Las playas de la Cuarta Región lucen también calmas. El mediodía del mismo sábado ya la gente evacuada se encontraba en sus hogares, sin mayores contratiempos. Desde la Oremi informan que los trabajos en la costa de Coquimbo se realizan de manera rutinaria.

Además, la playa Changa de la capital regional, que fue la más afectada, ha retornado a la calma luego de los daños que sufrió un muro de contención. Por otro lado, el Humedal sólo tuvo daños ecológicos de menor envergadura.

CENTRO
Por otro lado, el intendente de Valparaíso, Raúl Celis, aseguró que "si la región se viera enfrentada a una emergencia similar estaríamos más preparados, ya que claramente la reacción va a ser de evacuar y la ventaja es que ya saben para donde de en evacuar, quienes deben hacerlo y los lugares donde hay que concentrase (..)la reacción de la población va a ser muchísimo mejor que en otras épocas".
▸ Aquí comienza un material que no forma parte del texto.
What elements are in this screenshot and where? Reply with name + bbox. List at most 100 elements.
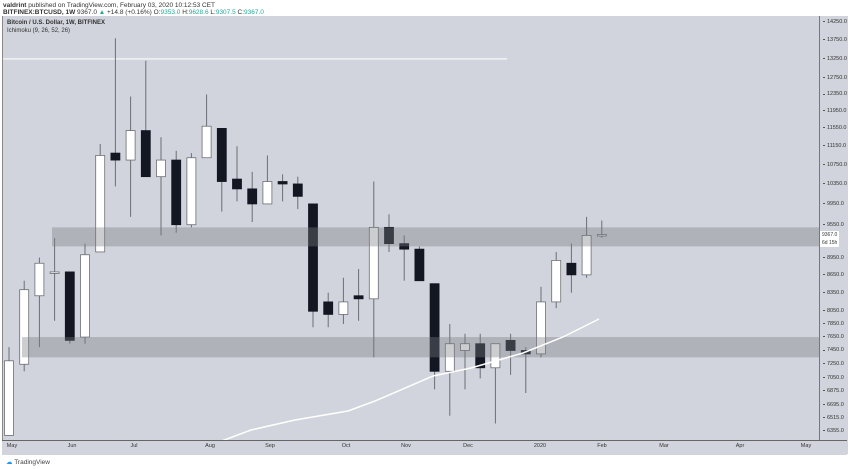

En tanto, el director regional de la Onemi, Guillermo de la Maza, señaló que "tanto en Isla de Pascua como en el Archipiélago Juan Fernández las determinaciones se adoptaron desde muy temprano, lo que permitió activar los comités de emergencia inmediatamente".

Con respecto a la evacuación de la comunidad, De la Maza indicó que en Juan Fernández "no hay gente bajo la cota de inundabilidad, lo que había eran materiales y máquinas que pertenecen al proceso de reconstrucción. En tanto en Isla de Pascua lejos del área urbana había gente acampando la que fue informada, para luego hacer el proceso de evacuación correspondiente".

SUR
En Dichato los pescadores comenzaron a salir al mar, aunque con más cuidado que semanas anteriores, ya que se presenta un oleaje inestable aún.

A pesar de este hecho, los trabajadores deben trabajar para buscar su sustento. En tanto, el resto de los pescadores que no pueden salir trabajan en arreglar sus botes, dañados tras las olas anunciadas debido al terremoto y tsunami en Japón.

Por otro lado, una cuadrilla de mujeres está limpiando la playa, sacando los restos materiales que el fuerte oleaje de la madrugada del sábado adentro hacia las costas.